By the mid 1950’s, there was a substantial demand for sturdy trouble free motorcycles for the Indian Police and Army and an order for 800 350cc bullets was placed. From UK components supplied under licence, assembly was handled by Madras Motors, and the Indian bikes are still made at Chennai. The tooling equipment for the Bullets was sold to Enfield India in the 1957 and long after the Redditch built bikes have become history, they are still being turned out in their thousands, the latest versions having fuel injection, twin spark engines.
I wasn’t very enthusiastic about riding an Enfield, even before the trip started but saw that they had two major pluses – the possibility of being easily fixed at the many bike workshops along the way and their ability to take the rough road punishment that might have cracked the alloy frames and wheels of other bikes. So despite the assurances of Enfield owners here telling me that I’d get to really like them, I didn’t. The Classic I rented, performed poorly and I’m unconvinced that others would be much better. But, more of that later.

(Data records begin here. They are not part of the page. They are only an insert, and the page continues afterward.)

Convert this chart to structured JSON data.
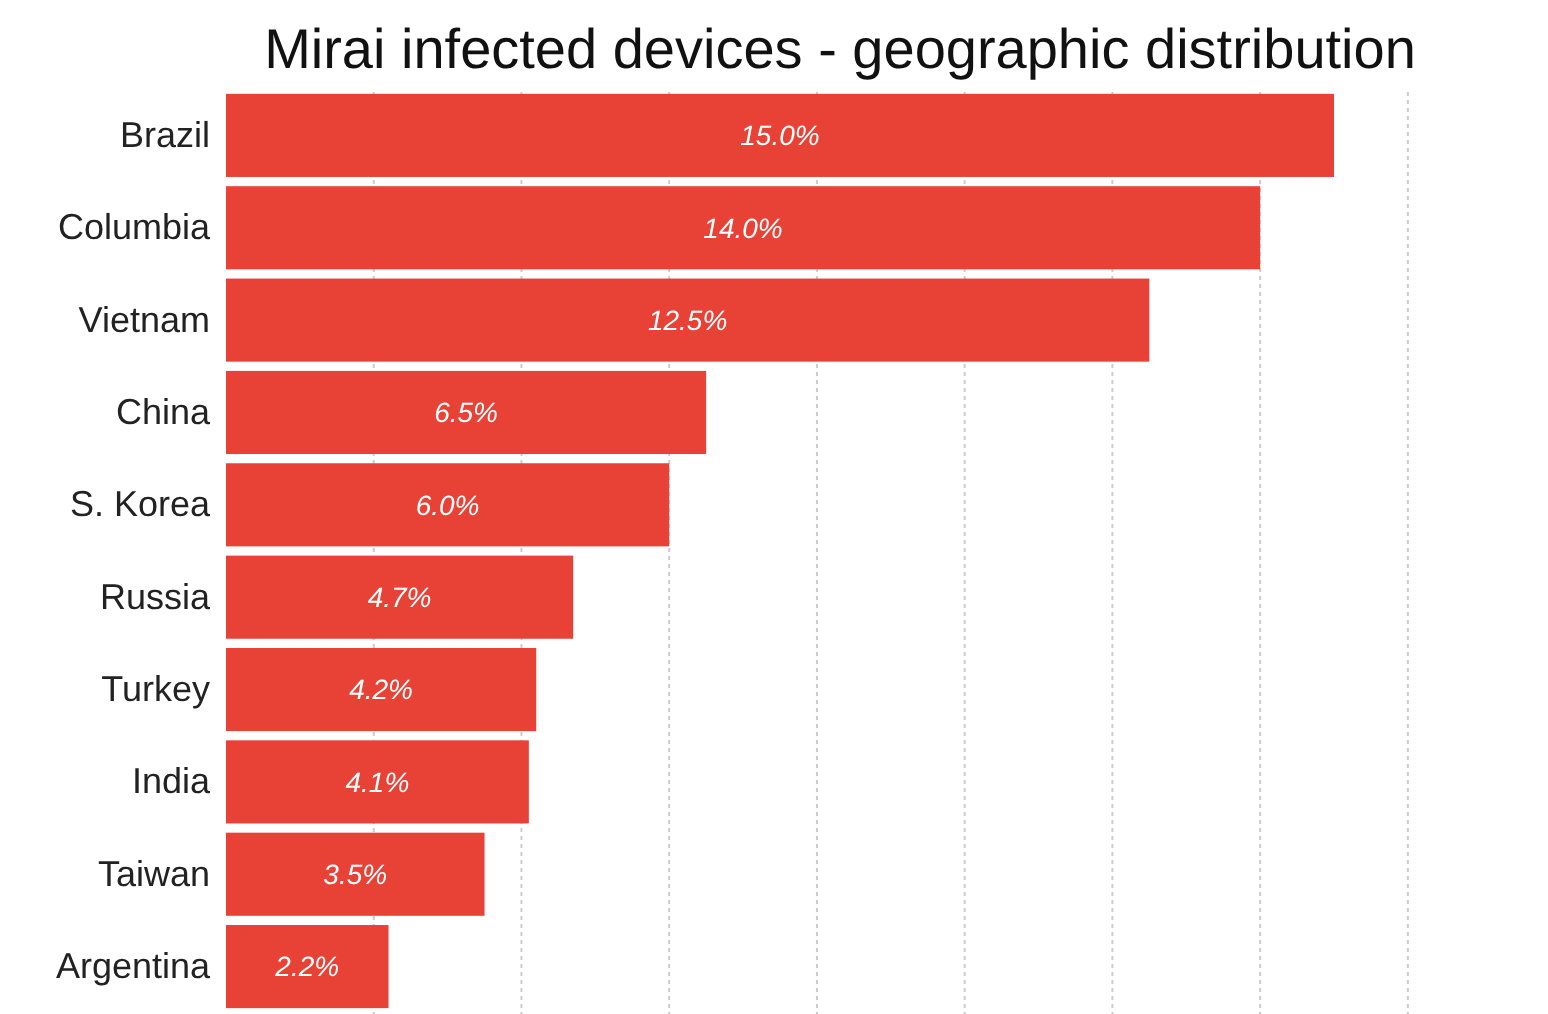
{
  "chart_data": {
    "type": "bar",
    "orientation": "horizontal",
    "title": "Mirai infected devices - geographic distribution",
    "categories": [
      "Brazil",
      "Columbia",
      "Vietnam",
      "China",
      "S. Korea",
      "Russia",
      "Turkey",
      "India",
      "Taiwan",
      "Argentina"
    ],
    "values": [
      15.0,
      14.0,
      12.5,
      6.5,
      6.0,
      4.7,
      4.2,
      4.1,
      3.5,
      2.2
    ],
    "value_labels": [
      "15.0%",
      "14.0%",
      "12.5%",
      "6.5%",
      "6.0%",
      "4.7%",
      "4.2%",
      "4.1%",
      "3.5%",
      "2.2%"
    ],
    "color": "#e84236",
    "xticks": [
      {
        "value": 2,
        "label": null
      },
      {
        "value": 4,
        "label": null
      },
      {
        "value": 6,
        "label": null
      },
      {
        "value": 8,
        "label": null
      },
      {
        "value": 10,
        "label": null
      },
      {
        "value": 12,
        "label": null
      },
      {
        "value": 14,
        "label": null
      },
      {
        "value": 16,
        "label": null
      }
    ],
    "grid": "x",
    "tick_labels": "y"
  }
}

With IAA, the main questions were about AMS and the cold and Akarsh was fairly nonchalant about both, so I got some Diamox before leaving and took a heap of padded gear.
Taking an armoured jacket, boots, helmet and the “warm” gear meant that this wasn’t much less than I needed to take for my US ride a couple of years before. I have a gear list if anyone needs one.
I had to pick up the bike from Todapur, not a long way from where the hotel was at Parharganj  but was freaking out when, after arriving in Delhi, I first got in a tuk tuk and saw what happens when there aren’t any road rules. It was seriously scary and I thought we would end up under a bus but these guys know exactly where the four corners of their vehicles are and operate with millimeter clearances.   Delhi is a huge confusing city and a GPS on the bars would be great. You really don’t know what the surrounding vehicles will do and the most daring win at the roundabouts. Apparently you get your licence by post.(and it shows)
I made the mistake of not spending enough time checking the bike over because I had a tuk tuk waiting to guide me back and problems arose later.
I deliberately chose a group which was bar one Malaysian, all Indian Nationals and thinking that as the only pakeha, I would get a more direct “cultural experience”.  I thought that if the group was largely Europeans, then on passing though the small himalayan towns, we’d be ‘isolated“ from the locals.  My own experience bore this out because once outside Delhi, speaking English was not widespread and I relied on the guys in the group to find what I wanted.
So travelling with these guys who largely were bi lingual, was great and I learnt a lot. The downside was the menu.
They could eat stuff at the roadside dhabbas and not have a problem. Many ex patriate Indians I’ve spoken to here in Aus have told me that when they go back visiting, there’s no way they can just eat anything and not get a dose of delhi belly.


Aakarsh, the IAA leader  ( getting ready  to take off on his KTM 390)

I had a few e mail exchanges with Akarsh Pall from I Am Adventure and felt reassured by his answers although there was a tricky moment when I asked him to demonstrate that they weren’t a bunch of crooks. It was all go for a 28 May start until I broke my shoulder in March, and suddenly the plan collapsed. I kept aiming for a 28 June departure and was lucky that despite a bad lateral break, it healed well. The ortho surgeons were a bit skeptical of my being ready for what they considered a big ask for a recent break.